Playing MIKE linebacker would also limit Parsons’ best skill - getting to the quarterback. Combine this with the fact that both Jan Johnson and Ellis Brooks reportedly had strong springs, and it is no surprise that Parsons was moved from MIKE to WILL by the end of spring ball.
To best utilize Parsons the Nittany Lions should give him two simple responsibilities:
1. Get to the quarterback
2. Cause havoc
The best way for Parsons to do these two things is for Penn State’s coaching staff to create the designated quarterback *murderer position for Parsons. Think of it as the defense’s version of LION.
(*Editor’s Note: BSD does NOT condone murder in the literal sense, but we do enjoy the suplexing of opposing quarterbacks)

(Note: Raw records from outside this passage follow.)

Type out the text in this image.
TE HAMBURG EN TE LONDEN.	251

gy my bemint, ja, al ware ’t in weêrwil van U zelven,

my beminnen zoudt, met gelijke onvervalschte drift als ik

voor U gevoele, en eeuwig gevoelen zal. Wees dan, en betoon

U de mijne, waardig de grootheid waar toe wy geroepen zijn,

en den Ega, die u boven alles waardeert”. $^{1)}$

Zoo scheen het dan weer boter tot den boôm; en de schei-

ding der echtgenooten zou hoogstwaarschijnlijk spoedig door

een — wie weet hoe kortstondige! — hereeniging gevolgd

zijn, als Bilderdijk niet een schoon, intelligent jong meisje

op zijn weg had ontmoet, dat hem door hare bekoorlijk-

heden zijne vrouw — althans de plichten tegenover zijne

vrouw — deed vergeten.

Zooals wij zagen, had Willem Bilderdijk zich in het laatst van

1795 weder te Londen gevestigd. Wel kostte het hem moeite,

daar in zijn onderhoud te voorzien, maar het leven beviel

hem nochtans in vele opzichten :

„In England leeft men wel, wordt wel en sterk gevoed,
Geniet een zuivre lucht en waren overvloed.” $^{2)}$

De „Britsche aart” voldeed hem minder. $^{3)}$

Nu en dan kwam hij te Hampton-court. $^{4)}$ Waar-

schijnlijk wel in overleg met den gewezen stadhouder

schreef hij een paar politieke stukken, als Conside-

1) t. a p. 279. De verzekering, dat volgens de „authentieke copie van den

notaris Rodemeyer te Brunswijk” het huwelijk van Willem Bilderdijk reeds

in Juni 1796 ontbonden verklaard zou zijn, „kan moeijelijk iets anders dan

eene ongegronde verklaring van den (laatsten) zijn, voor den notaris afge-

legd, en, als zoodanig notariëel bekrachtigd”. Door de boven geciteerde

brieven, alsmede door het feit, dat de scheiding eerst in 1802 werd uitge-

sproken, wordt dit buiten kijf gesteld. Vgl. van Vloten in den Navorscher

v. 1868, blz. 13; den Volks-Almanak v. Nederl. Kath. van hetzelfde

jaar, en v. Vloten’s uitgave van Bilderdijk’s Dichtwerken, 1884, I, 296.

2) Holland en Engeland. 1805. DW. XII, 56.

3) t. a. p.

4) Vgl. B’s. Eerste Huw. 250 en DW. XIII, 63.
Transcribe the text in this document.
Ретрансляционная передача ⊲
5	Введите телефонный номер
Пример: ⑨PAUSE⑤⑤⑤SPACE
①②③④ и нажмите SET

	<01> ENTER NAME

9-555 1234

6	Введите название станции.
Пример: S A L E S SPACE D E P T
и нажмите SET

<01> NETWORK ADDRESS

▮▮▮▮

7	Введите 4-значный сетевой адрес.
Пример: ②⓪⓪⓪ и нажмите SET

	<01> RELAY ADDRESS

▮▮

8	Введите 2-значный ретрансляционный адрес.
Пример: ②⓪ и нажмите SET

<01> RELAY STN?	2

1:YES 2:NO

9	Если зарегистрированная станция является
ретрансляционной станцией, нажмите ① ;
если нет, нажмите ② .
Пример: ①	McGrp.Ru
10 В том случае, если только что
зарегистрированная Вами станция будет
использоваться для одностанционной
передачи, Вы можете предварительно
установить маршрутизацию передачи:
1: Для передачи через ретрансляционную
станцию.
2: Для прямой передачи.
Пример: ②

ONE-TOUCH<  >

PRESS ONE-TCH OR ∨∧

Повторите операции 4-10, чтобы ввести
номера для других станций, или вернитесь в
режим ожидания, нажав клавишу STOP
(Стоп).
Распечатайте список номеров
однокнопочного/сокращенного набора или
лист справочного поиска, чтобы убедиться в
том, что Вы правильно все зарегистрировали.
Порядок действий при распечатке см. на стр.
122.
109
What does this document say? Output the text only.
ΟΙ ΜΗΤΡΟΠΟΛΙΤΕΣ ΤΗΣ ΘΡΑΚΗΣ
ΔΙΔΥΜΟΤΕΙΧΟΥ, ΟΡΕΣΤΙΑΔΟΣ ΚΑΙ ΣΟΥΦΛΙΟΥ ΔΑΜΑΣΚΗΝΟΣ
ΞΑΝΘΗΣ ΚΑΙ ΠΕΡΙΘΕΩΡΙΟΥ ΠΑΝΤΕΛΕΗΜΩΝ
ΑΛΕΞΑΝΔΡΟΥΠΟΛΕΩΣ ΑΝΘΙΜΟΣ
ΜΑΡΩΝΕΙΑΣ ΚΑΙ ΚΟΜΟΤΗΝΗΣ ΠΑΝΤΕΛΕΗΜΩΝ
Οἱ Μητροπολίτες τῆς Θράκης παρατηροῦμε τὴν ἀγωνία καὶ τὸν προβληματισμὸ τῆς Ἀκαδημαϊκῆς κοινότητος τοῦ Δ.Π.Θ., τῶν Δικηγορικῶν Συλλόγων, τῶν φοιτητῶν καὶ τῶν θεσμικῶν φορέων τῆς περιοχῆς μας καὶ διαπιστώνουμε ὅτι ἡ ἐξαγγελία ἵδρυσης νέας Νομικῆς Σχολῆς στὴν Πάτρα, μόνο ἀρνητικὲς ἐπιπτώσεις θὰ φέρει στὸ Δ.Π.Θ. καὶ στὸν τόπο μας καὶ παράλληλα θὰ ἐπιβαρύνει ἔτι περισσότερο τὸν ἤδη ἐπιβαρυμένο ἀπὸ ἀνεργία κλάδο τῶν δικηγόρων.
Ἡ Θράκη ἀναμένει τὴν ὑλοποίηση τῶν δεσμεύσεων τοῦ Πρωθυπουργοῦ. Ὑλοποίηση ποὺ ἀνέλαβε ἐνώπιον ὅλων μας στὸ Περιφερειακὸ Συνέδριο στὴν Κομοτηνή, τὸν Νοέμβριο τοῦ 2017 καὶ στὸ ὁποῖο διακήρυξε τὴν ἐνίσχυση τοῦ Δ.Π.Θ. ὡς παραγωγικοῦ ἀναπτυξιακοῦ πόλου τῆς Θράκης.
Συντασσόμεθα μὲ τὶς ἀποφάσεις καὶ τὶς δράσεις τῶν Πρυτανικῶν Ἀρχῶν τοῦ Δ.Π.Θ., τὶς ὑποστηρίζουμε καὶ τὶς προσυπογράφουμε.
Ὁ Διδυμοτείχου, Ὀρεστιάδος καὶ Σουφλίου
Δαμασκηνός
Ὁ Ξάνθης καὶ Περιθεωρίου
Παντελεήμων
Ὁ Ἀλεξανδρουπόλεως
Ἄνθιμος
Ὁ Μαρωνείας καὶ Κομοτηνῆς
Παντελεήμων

In order to best utilize his skills while playing positions that do exist, Parsons should either continue play WILL linebacker or his natural position at defensive end. At these two positions Parsons can focus on destroying quarterbacks, blowing up plays, and making life hell for opposing offensive lines and coordinators.
Using Parsons this way can help to fix Penn State’s pass rush issues that hurt them in both losses last season. Gone will be the days of J.T. Barrett or Brian Lewerke standing in a clean pocket leading fourth quarter rallies. It doesn’t matter if it is coming off the edge as WILL, from a stand up defensive end position, or with his hand in the dirt at end, Parsons will get to the quarterback and wreak the havoc that his potential suggests he can.